Third Person in Car with Ott Murderer Pleads Guilty to Misdemeanor Obstruction
June 30, 2016 by John Karlovec

“I’m very sorry to the Ott family for this incident. I regret the day that I ever met Chad South.” – Alva Jacobs

Less than 24 hours after Mindie Mock Stanifer was sent to prison for 18 years for her role in the 2006 murder of Daniel E. Ott, the third person in the car when convicted murderer Chad South traveled to Burton Township admitted his guilt.

Alva Jacobs, 35, of Huntsville, Ala., agreed Wednesday morning to withdraw an earlier not guilty plea to third-degree felony obstruction of justice and enter a plea of guilty to a lesser charge of first-degree misdemeanor obstruction of justice.

“I’m very sorry to the Ott family for this incident. I regret the day that I ever met Chad South,” Jacobs told Geauga County Common Pleas Court Judge David Fuhry. “I feel that nobody should have the painful task of burying a child.”

Fuhry sentenced Jacobs 30 days in the Geauga County Safety Center, with 10 days credit for time already served, adopting a joint sentencing recommendation Malarcik reached with prosecutors.

Earlier, Malarcik said Jacobs had been aware of the investigation into the Ott murder since 2010, when law enforcement first contacted him in Alabama.

“He was aware that it was happening, ongoing and likely charges to come,” Malarcik told Fuhry. “He was arrested (in 2015) and released on bond on Oct. 27.”

As a condition of bond, Jacobs was required to wear a GPS monitor and for eight months was monitored without incident, added Malarcik.

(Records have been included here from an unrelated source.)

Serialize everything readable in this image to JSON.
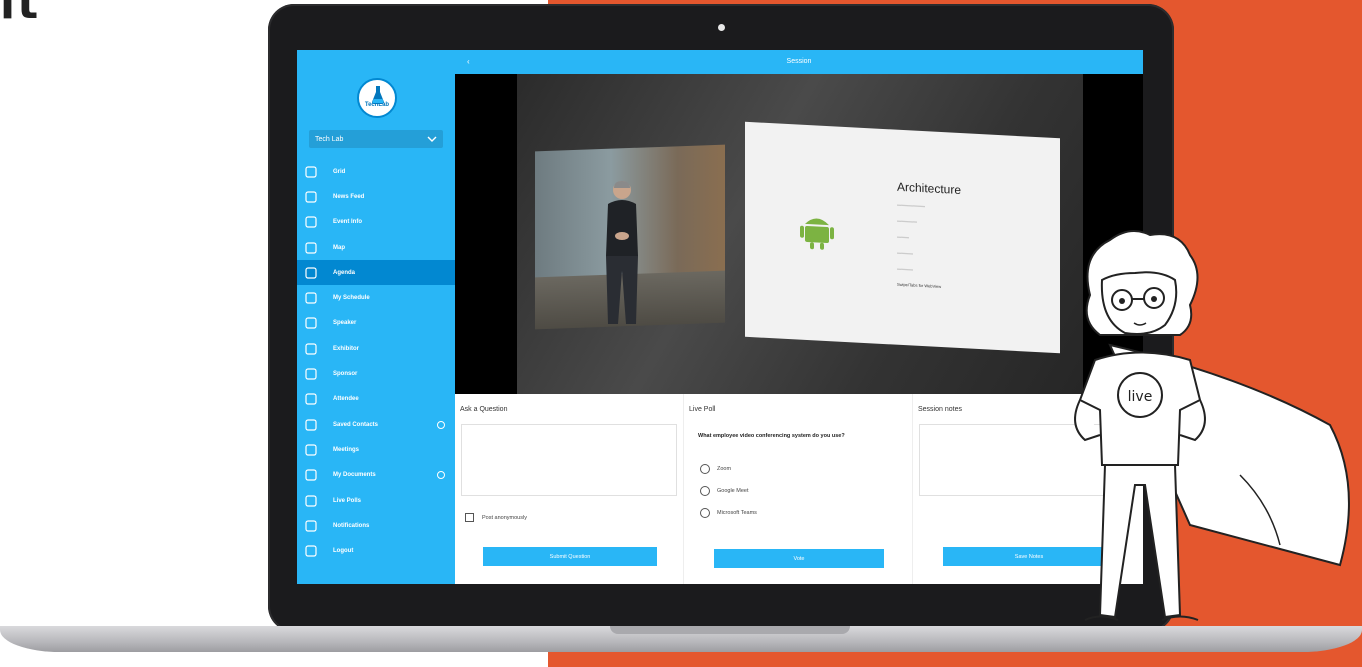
{
  "corner_text": "it",
  "colors": {
    "brand": "#29b6f6",
    "brand_dark": "#0288d1",
    "orange": "#e4572e"
  },
  "app": {
    "logo_text": "TechLab",
    "org_select": {
      "value": "Tech Lab",
      "icon": "chevron-down-icon"
    },
    "back_icon": "back-arrow-icon",
    "title": "Session"
  },
  "sidebar": {
    "items": [
      {
        "label": "Grid",
        "icon": "grid-icon"
      },
      {
        "label": "News Feed",
        "icon": "bell-icon"
      },
      {
        "label": "Event Info",
        "icon": "info-icon"
      },
      {
        "label": "Map",
        "icon": "map-icon"
      },
      {
        "label": "Agenda",
        "icon": "calendar-icon",
        "active": true
      },
      {
        "label": "My Schedule",
        "icon": "schedule-icon"
      },
      {
        "label": "Speaker",
        "icon": "microphone-icon"
      },
      {
        "label": "Exhibitor",
        "icon": "exhibitor-icon"
      },
      {
        "label": "Sponsor",
        "icon": "star-icon"
      },
      {
        "label": "Attendee",
        "icon": "person-icon"
      },
      {
        "label": "Saved Contacts",
        "icon": "contacts-icon",
        "badge": true
      },
      {
        "label": "Meetings",
        "icon": "meetings-icon"
      },
      {
        "label": "My Documents",
        "icon": "documents-icon",
        "badge": true
      },
      {
        "label": "Live Polls",
        "icon": "polls-icon"
      },
      {
        "label": "Notifications",
        "icon": "notification-icon"
      },
      {
        "label": "Logout",
        "icon": "logout-icon"
      }
    ]
  },
  "video": {
    "slide_title": "Architecture",
    "slide_highlight": "Swipe/Tabs for WebView"
  },
  "ask_question": {
    "title": "Ask a Question",
    "checkbox_label": "Post anonymously",
    "button": "Submit Question"
  },
  "live_poll": {
    "title": "Live Poll",
    "question": "What employee video conferencing system do you use?",
    "options": [
      "Zoom",
      "Google Meet",
      "Microsoft Teams"
    ],
    "button": "Vote"
  },
  "session_notes": {
    "title": "Session notes",
    "button": "Save Notes"
  },
  "mascot": {
    "shirt_text": "live"
  }
}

He also told Fuhry the plea deal was reached after dozens of discussions with prosecutors about the case and a possible resolution, and hours of negotiations.

Prosecutors informed Fuhry the family of Daniel E. Ott — the unintended victim of the murder — was aware of the plea deal and recommended sentence, and was in agreement with it.

On June 22, South was sentenced 28 years to life in prison for pulling the trigger in Ott’s murder.

Stanifer was found in Florida in December 2014. She initially denied any involvement in the Ott murder and said she didn’t even know South. She later reached out to detectives in May 2015 and admitted her involvement, placing herself in Geauga County with South and Jacobs.

Stanifer eventually was brought to Geauga County, where she filled in gaps, providing detectives with more answers of how Ott’s murder was committed, but ultimately backed out of every deal she made with prosecutors.

Two other men are awaiting trial for their alleged role in Ott’s murder: 60-year-old Joseph Rosebrook, of Florida,  and his 57-year-old brother, Jeffrey Carl Rosebrook.

Prosecutors believe the elder Rosebrook, a man named Curt Frazier and a Daniel C. Ott were involved a chop-shop operation in southern Ohio and were under investigation by the Logan County Sheriff’s Office.

Frazier cut a deal with Logan County to save himself and agreed to testify against Rosebrook, who hired Daniel C. Ott to take care of Frazier. But Daniel C. Ott agreed to turn state’s evidence against Rosebrook, who was convicted in 2005 in Logan County in the attempted murder-for-hire plot to kill Frazier.

While serving a 10-year sentence at the London Correction Institution, Rosebrook put out the hit on Daniel C. Ott. South was an inmate at the same state prison until March 2006 and had also spent time with Rosebrook in the Logan County jail.

Carl Rosebrook was the alleged moneyman in the operation and was responsible for paying South the money.

Instead of killing Daniel C. Ott, who would have been nearly 70 years old in 2006, authorities South murdered 31-year-old Daniel E. Ott.